Accident Exchange’s other non-executive director is David Lees, an accountant with bags of public company experience who also chairs Deal Group Media and acts as finance director of Triple Plate Junction.

‘David and Jock were brought in to strengthen the board during what we knew would be a challenging commercial time in a new and more rigorous environment,’ recounts Evans. ‘And together with Lord Young, our chairman, the non-execs represent a significant counterbalance to my 51 per cent equity position.’ But despite all these heavyweights, Evans admits that ‘it’s really business performance that drives the markets perception of us.’

Sort out your executive team
Even before you worry about non-executive directors though, Phil Adams, managing director of investment bank Altium Capital, believes: ‘The most important thing is to get your management team sorted out, specifically your chief executive and finance director.’

He comes across many private businesses, particularly those run by ‘strong founders’, that have been able to manage without a full-time finance person. A significant number of quoted companies also survive without a dedicated finance director.

Business XL’s recent survey of all 1,098 AIM companies, as of the end of March, found that 303 (27.6 per cent) had no finance director. This may be because a significant number of AIM companies are “cash shells” with no trading business or are ventures still at an early stage of development.

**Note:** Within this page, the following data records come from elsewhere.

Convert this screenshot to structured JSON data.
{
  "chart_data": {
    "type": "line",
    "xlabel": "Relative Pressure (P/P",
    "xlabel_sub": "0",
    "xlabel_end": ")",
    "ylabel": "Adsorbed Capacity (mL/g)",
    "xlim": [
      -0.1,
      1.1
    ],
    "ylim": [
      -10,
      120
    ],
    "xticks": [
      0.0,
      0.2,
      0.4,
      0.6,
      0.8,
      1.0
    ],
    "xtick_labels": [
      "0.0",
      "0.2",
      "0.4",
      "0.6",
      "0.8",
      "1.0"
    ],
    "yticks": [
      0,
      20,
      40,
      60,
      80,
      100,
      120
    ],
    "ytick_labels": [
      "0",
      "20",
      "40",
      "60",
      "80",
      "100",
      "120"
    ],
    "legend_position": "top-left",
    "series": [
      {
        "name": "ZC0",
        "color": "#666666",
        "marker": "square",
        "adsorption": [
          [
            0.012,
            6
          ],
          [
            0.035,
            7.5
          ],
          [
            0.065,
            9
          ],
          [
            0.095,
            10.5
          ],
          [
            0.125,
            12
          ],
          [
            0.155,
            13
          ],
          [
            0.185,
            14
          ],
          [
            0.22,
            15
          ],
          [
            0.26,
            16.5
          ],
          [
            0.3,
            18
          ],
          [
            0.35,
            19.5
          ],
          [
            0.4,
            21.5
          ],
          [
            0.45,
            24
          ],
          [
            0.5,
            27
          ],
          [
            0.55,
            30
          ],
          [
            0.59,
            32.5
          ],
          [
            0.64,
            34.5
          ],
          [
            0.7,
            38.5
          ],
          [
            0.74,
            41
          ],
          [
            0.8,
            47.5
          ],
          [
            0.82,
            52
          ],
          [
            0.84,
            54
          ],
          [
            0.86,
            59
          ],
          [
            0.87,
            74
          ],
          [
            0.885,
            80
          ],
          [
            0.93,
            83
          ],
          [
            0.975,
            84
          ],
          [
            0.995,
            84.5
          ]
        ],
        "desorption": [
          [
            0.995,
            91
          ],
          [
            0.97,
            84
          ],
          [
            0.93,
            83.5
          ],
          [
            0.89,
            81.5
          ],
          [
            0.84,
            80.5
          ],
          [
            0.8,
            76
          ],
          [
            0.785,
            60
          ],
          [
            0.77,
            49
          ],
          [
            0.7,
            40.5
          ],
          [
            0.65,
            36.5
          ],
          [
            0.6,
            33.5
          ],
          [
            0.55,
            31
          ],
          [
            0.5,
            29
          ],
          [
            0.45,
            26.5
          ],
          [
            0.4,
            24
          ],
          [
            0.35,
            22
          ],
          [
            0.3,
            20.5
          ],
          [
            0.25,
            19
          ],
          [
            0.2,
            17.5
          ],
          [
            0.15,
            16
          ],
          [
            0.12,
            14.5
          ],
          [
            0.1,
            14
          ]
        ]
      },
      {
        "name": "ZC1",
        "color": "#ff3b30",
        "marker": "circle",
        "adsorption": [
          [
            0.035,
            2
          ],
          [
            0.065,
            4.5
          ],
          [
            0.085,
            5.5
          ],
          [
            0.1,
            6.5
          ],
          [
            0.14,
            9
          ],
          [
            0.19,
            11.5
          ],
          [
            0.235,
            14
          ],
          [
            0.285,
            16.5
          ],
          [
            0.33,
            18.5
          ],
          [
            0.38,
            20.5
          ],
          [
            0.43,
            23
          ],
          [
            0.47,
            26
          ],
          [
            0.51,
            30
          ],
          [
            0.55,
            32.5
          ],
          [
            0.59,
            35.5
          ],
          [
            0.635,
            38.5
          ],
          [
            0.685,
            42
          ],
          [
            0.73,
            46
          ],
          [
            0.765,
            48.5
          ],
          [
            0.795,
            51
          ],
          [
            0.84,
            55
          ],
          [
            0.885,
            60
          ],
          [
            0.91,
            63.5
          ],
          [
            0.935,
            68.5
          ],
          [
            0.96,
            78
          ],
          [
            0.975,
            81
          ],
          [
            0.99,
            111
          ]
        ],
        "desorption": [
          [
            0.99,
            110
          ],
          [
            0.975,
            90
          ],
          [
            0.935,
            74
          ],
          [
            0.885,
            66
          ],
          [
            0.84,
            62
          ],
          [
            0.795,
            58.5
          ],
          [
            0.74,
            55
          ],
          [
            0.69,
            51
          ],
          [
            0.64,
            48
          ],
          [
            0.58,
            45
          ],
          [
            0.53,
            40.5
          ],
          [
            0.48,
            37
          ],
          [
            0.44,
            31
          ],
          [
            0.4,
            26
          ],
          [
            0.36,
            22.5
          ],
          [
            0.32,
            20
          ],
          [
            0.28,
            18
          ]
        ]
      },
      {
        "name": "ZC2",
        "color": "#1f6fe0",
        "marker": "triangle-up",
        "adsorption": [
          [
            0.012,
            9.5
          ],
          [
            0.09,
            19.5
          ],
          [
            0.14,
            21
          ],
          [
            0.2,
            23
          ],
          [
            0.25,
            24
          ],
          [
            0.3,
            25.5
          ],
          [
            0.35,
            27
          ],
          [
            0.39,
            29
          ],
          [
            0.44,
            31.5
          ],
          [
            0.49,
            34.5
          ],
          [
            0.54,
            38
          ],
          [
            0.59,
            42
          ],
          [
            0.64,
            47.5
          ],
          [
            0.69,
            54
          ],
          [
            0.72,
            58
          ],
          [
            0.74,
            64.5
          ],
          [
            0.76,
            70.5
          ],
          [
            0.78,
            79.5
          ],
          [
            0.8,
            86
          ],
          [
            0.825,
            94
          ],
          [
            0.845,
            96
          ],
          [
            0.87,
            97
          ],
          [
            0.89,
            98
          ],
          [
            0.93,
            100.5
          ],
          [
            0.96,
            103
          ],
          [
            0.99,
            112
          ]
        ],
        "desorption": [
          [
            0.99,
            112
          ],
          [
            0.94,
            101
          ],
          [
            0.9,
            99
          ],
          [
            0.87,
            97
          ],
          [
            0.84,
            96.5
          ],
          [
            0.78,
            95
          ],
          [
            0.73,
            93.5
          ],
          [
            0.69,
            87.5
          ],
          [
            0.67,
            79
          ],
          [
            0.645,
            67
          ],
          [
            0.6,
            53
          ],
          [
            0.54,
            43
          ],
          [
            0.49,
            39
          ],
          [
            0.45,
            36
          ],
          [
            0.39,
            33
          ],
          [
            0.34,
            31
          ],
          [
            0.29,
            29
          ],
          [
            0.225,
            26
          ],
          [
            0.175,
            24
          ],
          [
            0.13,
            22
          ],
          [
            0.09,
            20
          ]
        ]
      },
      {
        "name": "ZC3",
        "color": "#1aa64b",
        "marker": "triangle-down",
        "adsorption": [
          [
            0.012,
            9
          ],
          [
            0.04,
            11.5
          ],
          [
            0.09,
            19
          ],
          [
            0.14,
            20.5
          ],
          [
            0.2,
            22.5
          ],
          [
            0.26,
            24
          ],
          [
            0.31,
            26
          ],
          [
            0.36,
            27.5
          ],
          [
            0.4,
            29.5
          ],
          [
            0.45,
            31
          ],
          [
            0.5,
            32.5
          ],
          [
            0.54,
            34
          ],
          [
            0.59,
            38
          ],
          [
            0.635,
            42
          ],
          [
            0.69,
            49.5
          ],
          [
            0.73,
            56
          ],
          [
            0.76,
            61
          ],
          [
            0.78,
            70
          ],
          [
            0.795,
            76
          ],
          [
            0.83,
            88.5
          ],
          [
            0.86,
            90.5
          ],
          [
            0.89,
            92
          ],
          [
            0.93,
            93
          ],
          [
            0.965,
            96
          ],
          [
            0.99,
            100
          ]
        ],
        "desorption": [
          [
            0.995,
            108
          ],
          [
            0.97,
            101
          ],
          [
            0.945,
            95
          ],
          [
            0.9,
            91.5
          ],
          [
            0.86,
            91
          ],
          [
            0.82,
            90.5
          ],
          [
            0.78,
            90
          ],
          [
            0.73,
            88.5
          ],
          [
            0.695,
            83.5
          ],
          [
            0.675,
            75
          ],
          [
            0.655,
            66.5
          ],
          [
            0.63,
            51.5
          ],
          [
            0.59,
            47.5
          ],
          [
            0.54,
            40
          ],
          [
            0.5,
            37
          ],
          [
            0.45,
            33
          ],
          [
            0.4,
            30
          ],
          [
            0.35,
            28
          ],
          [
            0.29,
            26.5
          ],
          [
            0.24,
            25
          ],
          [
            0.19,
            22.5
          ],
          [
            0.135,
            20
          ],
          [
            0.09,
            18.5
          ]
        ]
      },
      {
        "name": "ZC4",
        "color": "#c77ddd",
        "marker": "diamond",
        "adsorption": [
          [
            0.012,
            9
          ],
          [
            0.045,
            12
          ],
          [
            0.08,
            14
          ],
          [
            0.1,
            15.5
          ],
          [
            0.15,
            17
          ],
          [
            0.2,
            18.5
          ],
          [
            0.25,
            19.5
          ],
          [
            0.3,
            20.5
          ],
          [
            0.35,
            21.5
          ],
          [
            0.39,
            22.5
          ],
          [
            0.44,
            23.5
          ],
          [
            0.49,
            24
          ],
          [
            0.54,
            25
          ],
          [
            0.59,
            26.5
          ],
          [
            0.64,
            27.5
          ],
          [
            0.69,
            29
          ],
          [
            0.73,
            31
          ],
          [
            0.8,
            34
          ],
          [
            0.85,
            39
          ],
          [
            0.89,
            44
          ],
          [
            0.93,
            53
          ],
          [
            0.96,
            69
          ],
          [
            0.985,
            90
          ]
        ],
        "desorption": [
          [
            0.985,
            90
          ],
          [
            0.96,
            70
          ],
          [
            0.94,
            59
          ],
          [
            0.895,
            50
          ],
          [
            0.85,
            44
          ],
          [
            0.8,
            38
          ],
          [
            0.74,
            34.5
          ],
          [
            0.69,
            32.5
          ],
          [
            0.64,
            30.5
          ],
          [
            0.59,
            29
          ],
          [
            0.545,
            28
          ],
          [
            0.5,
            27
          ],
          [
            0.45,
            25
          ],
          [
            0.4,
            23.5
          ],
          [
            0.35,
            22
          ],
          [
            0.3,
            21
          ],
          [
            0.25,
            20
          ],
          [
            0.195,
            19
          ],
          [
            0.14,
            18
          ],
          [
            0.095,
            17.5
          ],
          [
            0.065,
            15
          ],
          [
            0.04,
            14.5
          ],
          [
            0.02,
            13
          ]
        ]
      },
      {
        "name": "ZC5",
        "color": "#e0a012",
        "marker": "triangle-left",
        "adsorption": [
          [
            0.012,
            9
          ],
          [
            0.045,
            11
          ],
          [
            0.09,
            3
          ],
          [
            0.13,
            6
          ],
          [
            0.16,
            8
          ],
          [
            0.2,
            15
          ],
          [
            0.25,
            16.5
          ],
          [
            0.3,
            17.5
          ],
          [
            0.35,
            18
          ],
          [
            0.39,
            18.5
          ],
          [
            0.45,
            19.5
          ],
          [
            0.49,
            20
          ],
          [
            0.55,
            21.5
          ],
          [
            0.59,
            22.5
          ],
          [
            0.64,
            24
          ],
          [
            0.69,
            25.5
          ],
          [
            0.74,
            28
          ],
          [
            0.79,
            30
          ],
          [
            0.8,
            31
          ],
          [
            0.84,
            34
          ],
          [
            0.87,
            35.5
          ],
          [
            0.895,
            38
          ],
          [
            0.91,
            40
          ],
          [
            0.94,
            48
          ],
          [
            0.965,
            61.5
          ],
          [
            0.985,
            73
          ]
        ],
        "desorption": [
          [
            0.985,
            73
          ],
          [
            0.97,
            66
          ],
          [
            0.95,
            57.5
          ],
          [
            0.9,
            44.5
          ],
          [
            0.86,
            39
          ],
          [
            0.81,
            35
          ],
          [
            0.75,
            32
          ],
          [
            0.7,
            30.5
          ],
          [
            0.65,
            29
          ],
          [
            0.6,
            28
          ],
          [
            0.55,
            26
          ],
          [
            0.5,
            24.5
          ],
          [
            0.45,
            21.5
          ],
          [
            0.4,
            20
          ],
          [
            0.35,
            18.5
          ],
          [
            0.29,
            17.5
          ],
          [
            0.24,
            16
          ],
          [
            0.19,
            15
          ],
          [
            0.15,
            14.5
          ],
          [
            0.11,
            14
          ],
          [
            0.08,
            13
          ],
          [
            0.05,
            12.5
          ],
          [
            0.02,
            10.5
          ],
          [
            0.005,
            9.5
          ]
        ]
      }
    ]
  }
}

Budding factoring company Ultimate Finance, which joined AIM in June 2002, was like this. ‘Brian Sumner, who had built up two similar businesses in this space and sold them on, came to us and we decided to back him,’ says Richard Lee of broker WH Ireland. ‘However, at that stage the business was very young and only had a financial controller. So our own finance director worked part time for the business until the financial controller could step up to that role.’

Lee admits this is quite rare practice though. Because of the extra demands of maintaining investor relations and other regulatory aspects of being a quoted company, the founder will probably not have time to look after financial matters as well. So, appointing a finance director might be the first step to consider.